With among the highest GDP per capita in the world, Singapore’s position as a major financial and trading hub has made it an attractive market for international coffee chains.
The country also has a strong first wave coffee heritage, with kopitiams – traditional east Asian venues serving coffee and light meals – still found throughout the city today. However, young people are increasingly seeking out international branded café culture, meaning there are opportunities aplenty for operators seeking a slice of Singapore’s caffeinated consumer base.
Boutique operators Café Kitsuné and Ralph’s Coffee have entered the market within the last 12 months, alongside value-focused chains such as Luckin Coffee, Kopi Kenangan and Compose Coffee.
“Singaporeans have a strong affinity for coffee, averaging 6-7 cups per week and this mature market presents a compelling opportunity for Fore Coffee to cater to growing demand for Indonesian beverages,” says Lomar.

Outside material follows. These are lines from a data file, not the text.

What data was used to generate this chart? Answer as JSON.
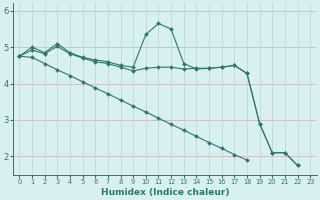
{
  "xlabel": "Humidex (Indice chaleur)",
  "x_values": [
    0,
    1,
    2,
    3,
    4,
    5,
    6,
    7,
    8,
    9,
    10,
    11,
    12,
    13,
    14,
    15,
    16,
    17,
    18,
    19,
    20,
    21,
    22,
    23
  ],
  "line1": [
    4.75,
    5.0,
    4.85,
    5.1,
    4.85,
    4.72,
    4.65,
    4.6,
    4.5,
    4.45,
    5.35,
    5.65,
    5.5,
    4.55,
    4.4,
    4.42,
    4.45,
    4.5,
    4.28,
    2.9,
    2.1,
    2.1,
    1.75,
    null
  ],
  "line2": [
    4.75,
    4.92,
    4.82,
    5.02,
    4.82,
    4.7,
    4.6,
    4.55,
    4.45,
    4.35,
    4.42,
    4.45,
    4.45,
    4.4,
    4.42,
    4.42,
    4.45,
    4.5,
    4.28,
    2.9,
    2.1,
    2.1,
    1.75,
    null
  ],
  "line3": [
    4.75,
    4.72,
    4.55,
    4.38,
    4.22,
    4.05,
    3.88,
    3.72,
    3.55,
    3.38,
    3.22,
    3.05,
    2.88,
    2.72,
    2.55,
    2.38,
    2.22,
    2.05,
    1.9,
    null,
    null,
    null,
    null,
    null
  ],
  "bg_color": "#d8f0ee",
  "grid_color_h": "#d0b8c0",
  "grid_color_v": "#c0d8d8",
  "line_color": "#2a7a6a",
  "marker": "D",
  "marker_size": 2.0,
  "ylim": [
    1.5,
    6.2
  ],
  "yticks": [
    2,
    3,
    4,
    5,
    6
  ],
  "xtick_labels": [
    "0",
    "1",
    "2",
    "3",
    "4",
    "5",
    "6",
    "7",
    "8",
    "9",
    "10",
    "11",
    "12",
    "13",
    "14",
    "15",
    "16",
    "17",
    "18",
    "19",
    "20",
    "21",
    "22",
    "23"
  ]
}
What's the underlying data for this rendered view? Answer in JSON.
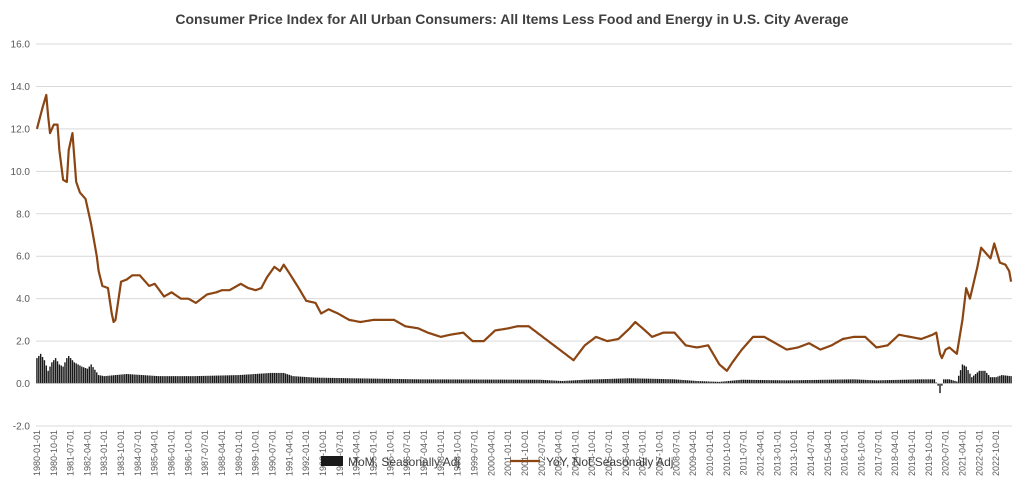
{
  "chart_data": {
    "type": "bar+line",
    "title": "Consumer Price Index for All Urban Consumers: All Items Less Food and Energy in U.S. City Average",
    "ylim": [
      -2.0,
      16.0
    ],
    "yticks": [
      "-2.0",
      "0.0",
      "2.0",
      "4.0",
      "6.0",
      "8.0",
      "10.0",
      "12.0",
      "14.0",
      "16.0"
    ],
    "ytick_values": [
      -2,
      0,
      2,
      4,
      6,
      8,
      10,
      12,
      14,
      16
    ],
    "grid": true,
    "legend_position": "bottom",
    "x_start": "1980-01",
    "x_end": "2023-06",
    "x_tick_labels": [
      "1980-01-01",
      "1980-10-01",
      "1981-07-01",
      "1982-04-01",
      "1983-01-01",
      "1983-10-01",
      "1984-07-01",
      "1985-04-01",
      "1986-01-01",
      "1986-10-01",
      "1987-07-01",
      "1988-04-01",
      "1989-01-01",
      "1989-10-01",
      "1990-07-01",
      "1991-04-01",
      "1992-01-01",
      "1992-10-01",
      "1993-07-01",
      "1994-04-01",
      "1995-01-01",
      "1995-10-01",
      "1996-07-01",
      "1997-04-01",
      "1998-01-01",
      "1998-10-01",
      "1999-07-01",
      "2000-04-01",
      "2001-01-01",
      "2001-10-01",
      "2002-07-01",
      "2003-04-01",
      "2004-01-01",
      "2004-10-01",
      "2005-07-01",
      "2006-04-01",
      "2007-01-01",
      "2007-10-01",
      "2008-07-01",
      "2009-04-01",
      "2010-01-01",
      "2010-10-01",
      "2011-07-01",
      "2012-04-01",
      "2013-01-01",
      "2013-10-01",
      "2014-07-01",
      "2015-04-01",
      "2016-01-01",
      "2016-10-01",
      "2017-07-01",
      "2018-04-01",
      "2019-01-01",
      "2019-10-01",
      "2020-07-01",
      "2021-04-01",
      "2022-01-01",
      "2022-10-01"
    ],
    "series": [
      {
        "name": "MoM, Seasonally Adj",
        "type": "bar",
        "color": "#1a1a1a",
        "anchors": [
          [
            "1980-01",
            1.2
          ],
          [
            "1980-03",
            1.4
          ],
          [
            "1980-05",
            1.1
          ],
          [
            "1980-07",
            0.6
          ],
          [
            "1980-09",
            1.0
          ],
          [
            "1980-11",
            1.2
          ],
          [
            "1981-01",
            0.9
          ],
          [
            "1981-03",
            0.8
          ],
          [
            "1981-05",
            1.2
          ],
          [
            "1981-06",
            1.3
          ],
          [
            "1981-09",
            1.0
          ],
          [
            "1982-01",
            0.8
          ],
          [
            "1982-04",
            0.7
          ],
          [
            "1982-06",
            0.9
          ],
          [
            "1982-10",
            0.4
          ],
          [
            "1983-01",
            0.35
          ],
          [
            "1984-01",
            0.45
          ],
          [
            "1985-06",
            0.35
          ],
          [
            "1987-01",
            0.35
          ],
          [
            "1989-01",
            0.4
          ],
          [
            "1990-06",
            0.5
          ],
          [
            "1991-01",
            0.5
          ],
          [
            "1991-06",
            0.35
          ],
          [
            "1992-06",
            0.28
          ],
          [
            "1994-01",
            0.25
          ],
          [
            "1997-01",
            0.2
          ],
          [
            "2002-06",
            0.18
          ],
          [
            "2003-06",
            0.12
          ],
          [
            "2004-06",
            0.18
          ],
          [
            "2006-06",
            0.25
          ],
          [
            "2008-06",
            0.2
          ],
          [
            "2009-06",
            0.12
          ],
          [
            "2010-06",
            0.08
          ],
          [
            "2011-06",
            0.18
          ],
          [
            "2013-06",
            0.15
          ],
          [
            "2016-06",
            0.2
          ],
          [
            "2017-06",
            0.15
          ],
          [
            "2019-06",
            0.2
          ],
          [
            "2020-01",
            0.2
          ],
          [
            "2020-03",
            -0.1
          ],
          [
            "2020-04",
            -0.45
          ],
          [
            "2020-05",
            -0.1
          ],
          [
            "2020-06",
            0.2
          ],
          [
            "2020-09",
            0.2
          ],
          [
            "2021-01",
            0.1
          ],
          [
            "2021-04",
            0.9
          ],
          [
            "2021-06",
            0.8
          ],
          [
            "2021-09",
            0.3
          ],
          [
            "2022-01",
            0.6
          ],
          [
            "2022-04",
            0.6
          ],
          [
            "2022-07",
            0.3
          ],
          [
            "2022-10",
            0.3
          ],
          [
            "2023-01",
            0.4
          ],
          [
            "2023-06",
            0.35
          ]
        ]
      },
      {
        "name": "YoY, Not Seasonally Adj",
        "type": "line",
        "color": "#8b4513",
        "anchors": [
          [
            "1980-01",
            12.0
          ],
          [
            "1980-04",
            13.0
          ],
          [
            "1980-06",
            13.6
          ],
          [
            "1980-07",
            12.6
          ],
          [
            "1980-08",
            11.8
          ],
          [
            "1980-10",
            12.2
          ],
          [
            "1980-12",
            12.2
          ],
          [
            "1981-01",
            11.0
          ],
          [
            "1981-03",
            9.6
          ],
          [
            "1981-05",
            9.5
          ],
          [
            "1981-06",
            11.0
          ],
          [
            "1981-08",
            11.8
          ],
          [
            "1981-10",
            9.5
          ],
          [
            "1981-12",
            9.0
          ],
          [
            "1982-03",
            8.7
          ],
          [
            "1982-06",
            7.5
          ],
          [
            "1982-09",
            6.0
          ],
          [
            "1982-10",
            5.3
          ],
          [
            "1982-12",
            4.6
          ],
          [
            "1983-03",
            4.5
          ],
          [
            "1983-05",
            3.3
          ],
          [
            "1983-06",
            2.9
          ],
          [
            "1983-07",
            3.0
          ],
          [
            "1983-10",
            4.8
          ],
          [
            "1984-01",
            4.9
          ],
          [
            "1984-04",
            5.1
          ],
          [
            "1984-08",
            5.1
          ],
          [
            "1985-01",
            4.6
          ],
          [
            "1985-04",
            4.7
          ],
          [
            "1985-09",
            4.1
          ],
          [
            "1986-01",
            4.3
          ],
          [
            "1986-06",
            4.0
          ],
          [
            "1986-10",
            4.0
          ],
          [
            "1987-02",
            3.8
          ],
          [
            "1987-08",
            4.2
          ],
          [
            "1988-01",
            4.3
          ],
          [
            "1988-04",
            4.4
          ],
          [
            "1988-08",
            4.4
          ],
          [
            "1989-02",
            4.7
          ],
          [
            "1989-06",
            4.5
          ],
          [
            "1989-10",
            4.4
          ],
          [
            "1990-01",
            4.5
          ],
          [
            "1990-04",
            5.0
          ],
          [
            "1990-08",
            5.5
          ],
          [
            "1990-11",
            5.3
          ],
          [
            "1991-01",
            5.6
          ],
          [
            "1991-04",
            5.2
          ],
          [
            "1991-09",
            4.5
          ],
          [
            "1992-01",
            3.9
          ],
          [
            "1992-06",
            3.8
          ],
          [
            "1992-09",
            3.3
          ],
          [
            "1993-01",
            3.5
          ],
          [
            "1993-06",
            3.3
          ],
          [
            "1993-12",
            3.0
          ],
          [
            "1994-06",
            2.9
          ],
          [
            "1995-01",
            3.0
          ],
          [
            "1995-06",
            3.0
          ],
          [
            "1995-12",
            3.0
          ],
          [
            "1996-06",
            2.7
          ],
          [
            "1997-01",
            2.6
          ],
          [
            "1997-06",
            2.4
          ],
          [
            "1998-01",
            2.2
          ],
          [
            "1998-06",
            2.3
          ],
          [
            "1999-01",
            2.4
          ],
          [
            "1999-06",
            2.0
          ],
          [
            "1999-12",
            2.0
          ],
          [
            "2000-06",
            2.5
          ],
          [
            "2001-01",
            2.6
          ],
          [
            "2001-06",
            2.7
          ],
          [
            "2001-12",
            2.7
          ],
          [
            "2002-06",
            2.3
          ],
          [
            "2002-12",
            1.9
          ],
          [
            "2003-06",
            1.5
          ],
          [
            "2003-12",
            1.1
          ],
          [
            "2004-06",
            1.8
          ],
          [
            "2004-12",
            2.2
          ],
          [
            "2005-06",
            2.0
          ],
          [
            "2005-12",
            2.1
          ],
          [
            "2006-06",
            2.6
          ],
          [
            "2006-09",
            2.9
          ],
          [
            "2007-01",
            2.6
          ],
          [
            "2007-06",
            2.2
          ],
          [
            "2007-12",
            2.4
          ],
          [
            "2008-06",
            2.4
          ],
          [
            "2008-12",
            1.8
          ],
          [
            "2009-06",
            1.7
          ],
          [
            "2009-12",
            1.8
          ],
          [
            "2010-06",
            0.9
          ],
          [
            "2010-10",
            0.6
          ],
          [
            "2011-01",
            1.0
          ],
          [
            "2011-06",
            1.6
          ],
          [
            "2011-12",
            2.2
          ],
          [
            "2012-06",
            2.2
          ],
          [
            "2012-12",
            1.9
          ],
          [
            "2013-06",
            1.6
          ],
          [
            "2013-12",
            1.7
          ],
          [
            "2014-06",
            1.9
          ],
          [
            "2014-12",
            1.6
          ],
          [
            "2015-06",
            1.8
          ],
          [
            "2015-12",
            2.1
          ],
          [
            "2016-06",
            2.2
          ],
          [
            "2016-12",
            2.2
          ],
          [
            "2017-06",
            1.7
          ],
          [
            "2017-12",
            1.8
          ],
          [
            "2018-06",
            2.3
          ],
          [
            "2018-12",
            2.2
          ],
          [
            "2019-06",
            2.1
          ],
          [
            "2019-12",
            2.3
          ],
          [
            "2020-02",
            2.4
          ],
          [
            "2020-04",
            1.4
          ],
          [
            "2020-05",
            1.2
          ],
          [
            "2020-07",
            1.6
          ],
          [
            "2020-09",
            1.7
          ],
          [
            "2021-01",
            1.4
          ],
          [
            "2021-04",
            3.0
          ],
          [
            "2021-06",
            4.5
          ],
          [
            "2021-08",
            4.0
          ],
          [
            "2021-12",
            5.5
          ],
          [
            "2022-02",
            6.4
          ],
          [
            "2022-04",
            6.2
          ],
          [
            "2022-07",
            5.9
          ],
          [
            "2022-09",
            6.6
          ],
          [
            "2022-12",
            5.7
          ],
          [
            "2023-03",
            5.6
          ],
          [
            "2023-05",
            5.3
          ],
          [
            "2023-06",
            4.8
          ]
        ]
      }
    ]
  }
}
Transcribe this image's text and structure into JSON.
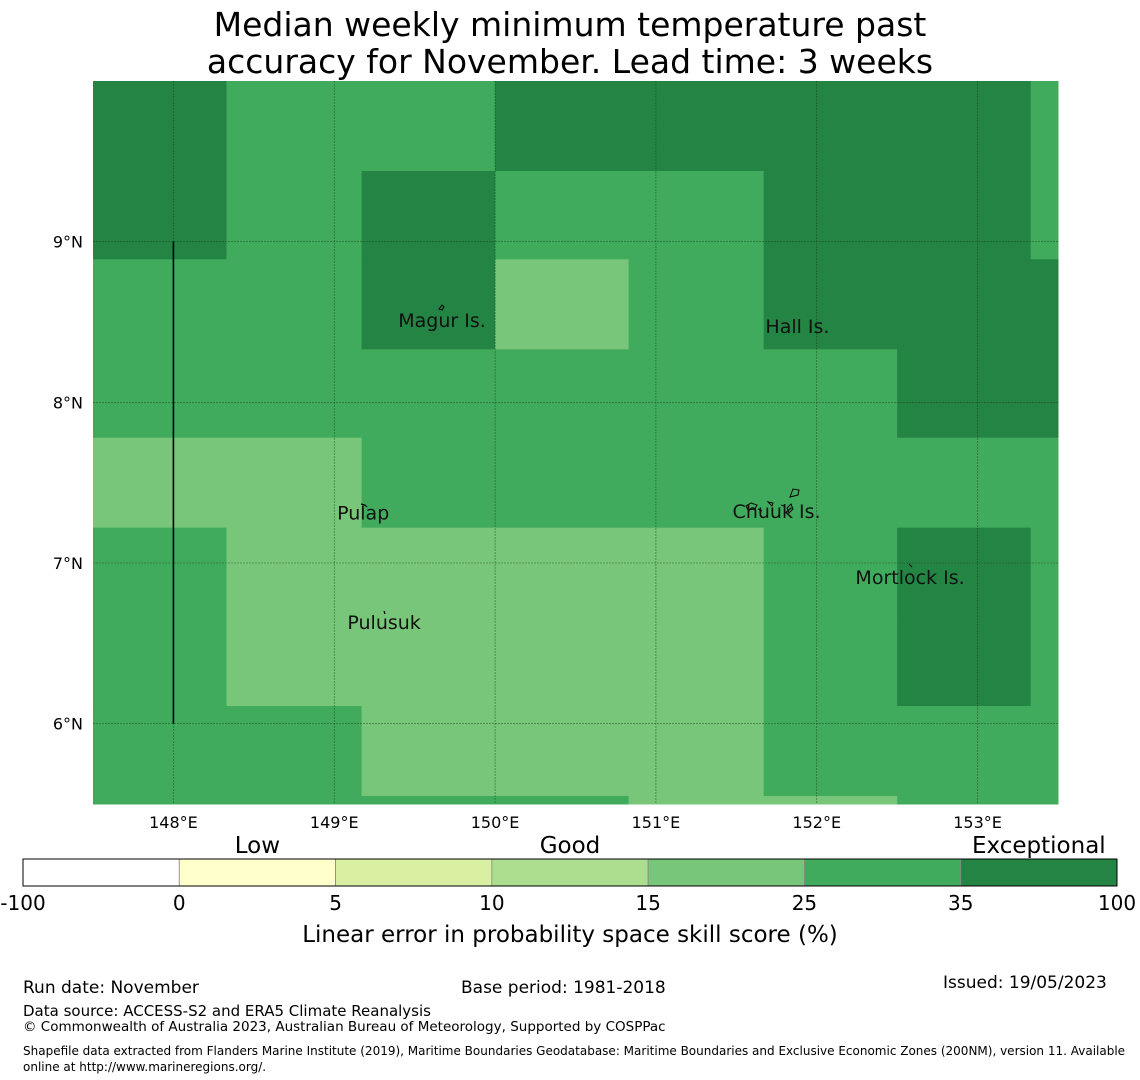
{
  "title_line1": "Median weekly minimum temperature past",
  "title_line2": "accuracy for November. Lead time: 3 weeks",
  "map": {
    "lon_range": [
      147.5,
      153.5
    ],
    "lat_range": [
      5.5,
      10.0
    ],
    "x_ticks": [
      {
        "value": 148,
        "label": "148°E"
      },
      {
        "value": 149,
        "label": "149°E"
      },
      {
        "value": 150,
        "label": "150°E"
      },
      {
        "value": 151,
        "label": "151°E"
      },
      {
        "value": 152,
        "label": "152°E"
      },
      {
        "value": 153,
        "label": "153°E"
      }
    ],
    "y_ticks": [
      {
        "value": 6,
        "label": "6°N"
      },
      {
        "value": 7,
        "label": "7°N"
      },
      {
        "value": 8,
        "label": "8°N"
      },
      {
        "value": 9,
        "label": "9°N"
      }
    ],
    "lon_edges": [
      147.5,
      148.33,
      149.17,
      150.0,
      150.83,
      151.67,
      152.5,
      153.33,
      153.5
    ],
    "lat_edges": [
      10.0,
      9.44,
      8.89,
      8.33,
      7.78,
      7.22,
      6.67,
      6.11,
      5.55,
      5.5
    ],
    "grid_bins": [
      [
        6,
        5,
        5,
        6,
        6,
        6,
        6,
        5
      ],
      [
        6,
        5,
        6,
        5,
        5,
        6,
        6,
        5
      ],
      [
        5,
        5,
        6,
        4,
        5,
        6,
        6,
        6
      ],
      [
        5,
        5,
        5,
        5,
        5,
        5,
        6,
        6
      ],
      [
        4,
        4,
        5,
        5,
        5,
        5,
        5,
        5
      ],
      [
        5,
        4,
        4,
        4,
        4,
        5,
        6,
        5
      ],
      [
        5,
        4,
        4,
        4,
        4,
        5,
        6,
        5
      ],
      [
        5,
        5,
        4,
        4,
        4,
        5,
        5,
        5
      ],
      [
        5,
        5,
        5,
        5,
        4,
        4,
        5,
        5
      ]
    ],
    "boundary_line": {
      "lon": 148.0,
      "lat_from": 6.0,
      "lat_to": 9.0
    },
    "islands": [
      {
        "name": "Magur Is.",
        "lon": 149.67,
        "lat": 8.57
      },
      {
        "name": "Hall Is.",
        "lon": 151.88,
        "lat": 8.53
      },
      {
        "name": "Pulap",
        "lon": 149.18,
        "lat": 7.37
      },
      {
        "name": "Chuuk Is.",
        "lon": 151.75,
        "lat": 7.38
      },
      {
        "name": "Mortlock Is.",
        "lon": 152.58,
        "lat": 6.97
      },
      {
        "name": "Pulusuk",
        "lon": 149.31,
        "lat": 6.69
      }
    ]
  },
  "legend": {
    "category_labels": [
      "Low",
      "Good",
      "Exceptional"
    ],
    "boundaries": [
      "-100",
      "0",
      "5",
      "10",
      "15",
      "25",
      "35",
      "100"
    ],
    "colors": [
      "#ffffff",
      "#ffffcc",
      "#d9f0a3",
      "#addd8e",
      "#78c679",
      "#41ab5d",
      "#238443"
    ],
    "axis_title": "Linear error in probability space skill score (%)"
  },
  "footer": {
    "run_date": "Run date: November",
    "base_period": "Base period: 1981-2018",
    "issued": "Issued: 19/05/2023",
    "data_source": "Data source: ACCESS-S2 and ERA5 Climate Reanalysis",
    "copyright": "© Commonwealth of Australia 2023, Australian Bureau of Meteorology, Supported by COSPPac",
    "shapefile": "Shapefile data extracted from Flanders Marine Institute (2019), Maritime Boundaries Geodatabase: Maritime Boundaries and Exclusive Economic Zones (200NM), version 11. Available online at http://www.marineregions.org/."
  }
}
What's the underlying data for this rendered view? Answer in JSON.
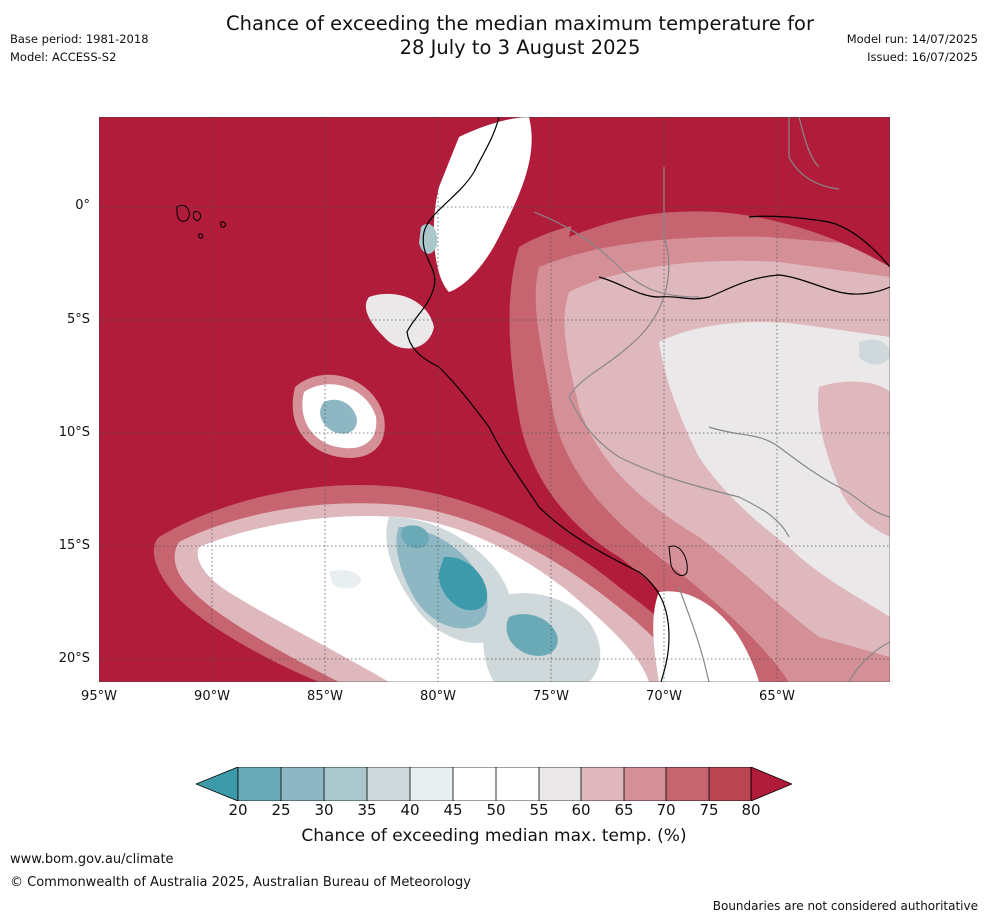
{
  "header": {
    "title_line1": "Chance of exceeding the median maximum temperature for",
    "title_line2": "28 July to 3 August 2025",
    "base_period": "Base period: 1981-2018",
    "model": "Model: ACCESS-S2",
    "model_run": "Model run: 14/07/2025",
    "issued": "Issued: 16/07/2025"
  },
  "map": {
    "lat_labels": [
      "0°",
      "5°S",
      "10°S",
      "15°S",
      "20°S"
    ],
    "lon_labels": [
      "95°W",
      "90°W",
      "85°W",
      "80°W",
      "75°W",
      "70°W",
      "65°W"
    ],
    "colors": {
      "c20": "#3c9aaa",
      "c25": "#6aaab7",
      "c30": "#8db8c3",
      "c35": "#aac8cc",
      "c40": "#cfd8db",
      "c45": "#e9eef1",
      "c50": "#ffffff",
      "c55": "#ffffff",
      "c60": "#ebe8ea",
      "c65": "#dfb8bd",
      "c70": "#d48f97",
      "c75": "#c66570",
      "c80": "#bb4653",
      "c85": "#b01c3a"
    }
  },
  "colorbar": {
    "ticks": [
      "20",
      "25",
      "30",
      "35",
      "40",
      "45",
      "50",
      "55",
      "60",
      "65",
      "70",
      "75",
      "80"
    ],
    "label": "Chance of exceeding median max. temp. (%)"
  },
  "footer": {
    "url": "www.bom.gov.au/climate",
    "copyright": "© Commonwealth of Australia 2025, Australian Bureau of Meteorology",
    "disclaimer": "Boundaries are not considered authoritative"
  }
}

To this end, Fore Coffee will be launching its signature range of Indonesian-inspired coffee beverages, including its bestselling Butterscotch Sea-salt Latte, oat Pandan Latte and Gula Aren Latte, which combines Arenga palm sugar with espresso – albeit with lower sugar content to suit local preferences “without compromising the taste”, Lomar assures.
Lomar with Chief Marketing Officer Matthew Ardian (left) and Fore Coffee’s Social & Sustainability Ambassador Cinta Laura Kiehl (centre) at an event celebrating the coffee chain’s upcoming Singapore debut | Photo credit: Fore Coffee
A stepping stone to Asia and beyond
While Fore Coffee has not announced a growth target for the Singapore market, the brand sees its debut in the city state as a stepping stone for further international expansion.
“Since Singapore is our first international market it also acts as a pilot movement to introduce Fore Coffee to new audiences and grab new markets globally. There are several areas that we have listed and reviewed,” Lomar says.
However, he describes its impending Singaporean debut as ‘baby step’ and says he is in ‘no rush’ for the next chapter of the brand’s international expansion.
“In the future we plan to develop the reach and variety of our products and find opportunities which enable us to adapt to new markets, so everyone can enjoy their cup of Fore Coffee,” Lomar concludes.
Singapore may be relatively small among East Asia’s fast growing branded coffee shop markets, but the city state punches above its weight when it comes to attracting the region’s up-and-coming operators. With Fore Coffee adding to a vibrant community of brands, Indonesian-grown coffee looks set to further grow its profile on the world stage.